As a teacher to the medical students, I have been able to understand the method lacuna in exam preparation prevalent among many of them. There is hardly a self-appraisal and studying becomes very difficult due to the multiple concepts and subjects that divert their attention throughout the years dedicated to become doctors. There is a thin line between brilliance and stupidity, the latter is for those who do not study smart, stay with books but nothing fruitful occurs with books open. Those who study by rote are using their potential to the maximum but it stays only to regurgitate in exams, after which they do not remember if they really know what they learnt or whether had clear concepts. They are doing the futile hard work, not brilliant allocation of time and attention.

A targeted hard work is essential and not a haphazard attempt to learn. What works for me, might help those who want to clear their concepts and really learn the text, which applies not only medical students, but also for people who are keen on learning at any age. So the learning process is as follows:

Do the scoping-Before we sit for the first lecture or class or an online source of learning pertaining to a theme like communicable diseases, decide how large it is. Buy the books relevant to the theme, or study material accessible online. Check whether your resources are complete and plan when can you give attention to this course, every day or every week? Do we need to attend lectures and classes to learn the topic? In case you decide to attend lectures, be prepared with the theme by scoping about the topic, for example, measles, and other exanthema. Start with your expectations from the class. Logically think what could be important to understand in the lecture? Is there a pattern or classification that might help you? Go through the sub-headings and become more oriented for the topic. This exercise should be followed religiously every day whenever you have time to plan the next day, next month’s topics and finally all the courses covered in a year in all the subjects being taught. Remember you cannot waste time; you have decided to learn something so structure it for best results and consequently lessen panic before exams.

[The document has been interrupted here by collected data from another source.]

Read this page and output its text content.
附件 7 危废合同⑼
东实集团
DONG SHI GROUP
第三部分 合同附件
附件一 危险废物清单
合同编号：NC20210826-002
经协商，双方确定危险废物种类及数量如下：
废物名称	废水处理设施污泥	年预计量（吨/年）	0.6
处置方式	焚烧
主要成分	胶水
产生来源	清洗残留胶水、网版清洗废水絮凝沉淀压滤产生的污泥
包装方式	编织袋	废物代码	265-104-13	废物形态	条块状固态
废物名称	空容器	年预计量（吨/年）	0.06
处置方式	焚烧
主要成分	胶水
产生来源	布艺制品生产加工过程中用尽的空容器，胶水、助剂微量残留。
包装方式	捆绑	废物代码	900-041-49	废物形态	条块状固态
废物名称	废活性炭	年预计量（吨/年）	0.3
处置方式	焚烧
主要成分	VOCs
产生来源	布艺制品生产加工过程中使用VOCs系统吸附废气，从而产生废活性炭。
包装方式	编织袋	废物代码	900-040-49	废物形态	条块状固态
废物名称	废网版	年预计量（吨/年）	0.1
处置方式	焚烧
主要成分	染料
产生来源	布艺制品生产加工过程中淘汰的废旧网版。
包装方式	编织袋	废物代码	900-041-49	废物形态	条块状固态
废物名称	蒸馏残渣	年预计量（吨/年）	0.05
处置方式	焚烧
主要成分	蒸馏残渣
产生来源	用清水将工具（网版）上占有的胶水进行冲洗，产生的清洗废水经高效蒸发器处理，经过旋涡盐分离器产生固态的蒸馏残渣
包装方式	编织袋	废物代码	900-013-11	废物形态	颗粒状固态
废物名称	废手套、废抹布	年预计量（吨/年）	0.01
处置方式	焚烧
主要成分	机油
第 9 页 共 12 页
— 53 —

Known to unknown introspection- To help remember and follow the concept, we need to recall the microbiology of exanthema (the known from previous class), then what you do not know, jot down in your notes like a checklist. Strike out what has been covered during the lecture or class in your list, clear doubts if you are unsatisfied about the known or unknown facts being taught. Or come back home and read the text to complete the known to unknown gap. If you have listened attentively, we need just half an hour to revise what was taught. Learn what is easy before what is difficult for you, but do not be satisfied with only the easy part, devote time to bask into the difficult sub-topics for better understanding and long-term learnings.

Pay attention to details- Allocate time for about 2 hours in a week to further your theoretical memory for the exanthema. Read your book in detail, add on to your lecture notes for that extra edge. Finalize your notes and secure them for your final exams.

Draw a mind map- To be sure of the topic, draw a flowchart of your learnings like agent factors responsible for measles, environmental triggers and host factors, comparing it with another exanthema. What are the signs and symptoms, pathology and finally management? This exercise takes only 10 minutes time.

Refer to the notes again- Find out how good is your mind map. Was there something missing, or something wrongly interpreted? Do you need to clear doubts from text or teachers? Then go about it.

Re-write what you missed in the mind map- Do not just read, create another flowchart including all details. You can scribble. The idea is to get the concept right and not to save these mind maps, your notes are already ready to revise later for exams. You can add a comprehensive mind map neatly placed at the end of your notes, if you think it would work when you decide to prepare the topic again in 1–2 years’ time. Remember repetition is necessary throughout to memorize anything with clear understanding. Some things might change, a few events and milestones, new research. Whenever you come across a novelty, add it to your notes. This helps build your knowledge further and you remember the story of measles, the journey of measles, for example.

Recall with or without writing- Keep revising in mind until you get it. All of it once or twice in a month along with other topics in different subjects that you need to cover. Use flash cards for 15 days, revise for 15 minutes in a day. Try the App Anki Pro to develop flash cards. This step is extremely important for setting a long-term memory about the learnt topic or concept.

Apply- Reflect for new insights, keep skimming for a month or teach the concept in the simplest language. Try to solve questions from past year exams, verbally or take a quiz online or solve objective questions, so that the concept is applied and learnt and absorbed thoroughly.

Try these steps for any kind of course, any school of thought and for any book that you may read. I am a proponent of quality not quantity. Never waste your formative years. If these steps become a habit, there will be no difficulty in doing the hard work in future when we apply what is learnt, and become better than others who never bothered to learn intelligently.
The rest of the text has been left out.